In fact, the union recommended the automation of deeds registries. They were further asked to pursue macro-economic policy and financial regulation and taxation conducive to long term, local housing investment, focusing explicitly on interest rates and inflation targets, as well as other measures that lower maturity premiums and credit risk premiums, and leverage the utilization of collateral value.

These measures, as well as explicit attention to local long-term capital (pension funds, institutional investors) will further stimulate investment and the availability of affordable housing finance. African countries are to support the affordable housing delivery process through enabling or otherwise incentivising the supply of well-located land and bulk infrastructure. Others include, to support the Data Agenda for Africa, agreeing on mortgage lending and other housing-related reporting standards to enable cross-country comparability, supporting the development of an effective and comprehensive credit reference system that efficiently covers all financially active consumers and stimulates market transparency, and explicitly supporting principles of data transparency and regular reporting.

It further urged international development finance institutions and other development agencies to invest in testing and establishing new blended financing models focused on the particularities of affordable housing, as well as early stage, venture capital investments that support innovation. The Declaration gave explicit emphasis to the need for an affordable green standard that addresses local climate-related and urbanisation pressures in relation to affordable housing.

While noting the breadth and diversity of housing sectors across the continent the declaration also highlighted the need for a diversity of housing financing mechanisms. Furthermore, the declaration urged the Development Finance Institution (DFI) sector to invest in the development of the information infrastructure necessary for investment affordable housing.

The declaration further committed the AUHF to carry on with its mandate, in terms of lobbying and advocacy, information dissemination, capacity building and training, member profiling, and supporting networking and deal-making.
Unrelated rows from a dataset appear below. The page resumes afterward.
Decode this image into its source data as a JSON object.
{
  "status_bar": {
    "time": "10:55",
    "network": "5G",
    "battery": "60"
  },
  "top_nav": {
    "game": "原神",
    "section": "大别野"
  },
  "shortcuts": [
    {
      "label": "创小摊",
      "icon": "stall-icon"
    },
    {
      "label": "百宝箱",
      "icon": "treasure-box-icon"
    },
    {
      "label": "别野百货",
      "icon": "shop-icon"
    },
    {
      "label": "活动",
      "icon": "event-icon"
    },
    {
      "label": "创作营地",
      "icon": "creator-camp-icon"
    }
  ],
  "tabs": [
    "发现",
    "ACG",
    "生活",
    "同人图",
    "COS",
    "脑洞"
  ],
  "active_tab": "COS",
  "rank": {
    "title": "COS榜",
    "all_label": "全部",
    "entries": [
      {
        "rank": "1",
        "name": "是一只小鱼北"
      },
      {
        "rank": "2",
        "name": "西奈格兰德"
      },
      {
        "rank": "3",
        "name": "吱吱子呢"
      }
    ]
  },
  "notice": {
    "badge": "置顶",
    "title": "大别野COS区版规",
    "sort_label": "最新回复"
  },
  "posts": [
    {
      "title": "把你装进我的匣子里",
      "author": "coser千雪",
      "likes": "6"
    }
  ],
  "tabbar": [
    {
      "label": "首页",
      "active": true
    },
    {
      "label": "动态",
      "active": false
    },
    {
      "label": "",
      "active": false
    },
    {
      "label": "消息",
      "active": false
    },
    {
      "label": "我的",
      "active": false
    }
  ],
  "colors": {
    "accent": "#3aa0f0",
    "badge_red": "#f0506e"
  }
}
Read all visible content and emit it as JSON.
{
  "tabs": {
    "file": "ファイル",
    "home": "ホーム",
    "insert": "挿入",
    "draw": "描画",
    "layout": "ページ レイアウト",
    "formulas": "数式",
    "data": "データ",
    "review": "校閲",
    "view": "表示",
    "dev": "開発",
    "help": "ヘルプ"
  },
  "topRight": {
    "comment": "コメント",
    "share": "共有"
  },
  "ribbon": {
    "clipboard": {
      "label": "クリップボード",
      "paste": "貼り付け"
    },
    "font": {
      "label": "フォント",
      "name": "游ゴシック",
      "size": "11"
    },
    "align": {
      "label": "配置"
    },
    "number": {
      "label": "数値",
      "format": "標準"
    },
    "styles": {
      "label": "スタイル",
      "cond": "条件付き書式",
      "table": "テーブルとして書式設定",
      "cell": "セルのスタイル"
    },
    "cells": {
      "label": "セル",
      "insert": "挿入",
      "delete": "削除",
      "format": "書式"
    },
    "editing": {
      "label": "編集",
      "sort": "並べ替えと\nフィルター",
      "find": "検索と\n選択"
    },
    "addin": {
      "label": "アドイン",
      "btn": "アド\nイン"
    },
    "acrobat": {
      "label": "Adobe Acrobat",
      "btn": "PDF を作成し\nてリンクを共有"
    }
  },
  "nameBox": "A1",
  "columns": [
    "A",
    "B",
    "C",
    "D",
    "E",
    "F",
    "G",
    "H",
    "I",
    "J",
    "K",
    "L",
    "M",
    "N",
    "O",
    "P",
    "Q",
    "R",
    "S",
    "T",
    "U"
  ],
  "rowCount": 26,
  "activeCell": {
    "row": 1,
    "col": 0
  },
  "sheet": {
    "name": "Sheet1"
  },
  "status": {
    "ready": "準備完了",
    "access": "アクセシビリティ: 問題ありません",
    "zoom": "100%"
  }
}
The individual signatories commit themselves to respond to the breadth and diversity of demand, giving special attention to lower income earners, and prioritizing affordability. To address this, signatories note that they need to think more carefully about risk and how they price for it. They are committed to uphold ethical business practices, and to support the development of strategic partnerships. Reiterating the commitment to the Data Agenda for Africa, members also agreed to track their commitments with clearly defined key performance indicators and looking forward to reporting on them at their next meeting, scheduled for late 2020 in Kigali, Rwanda.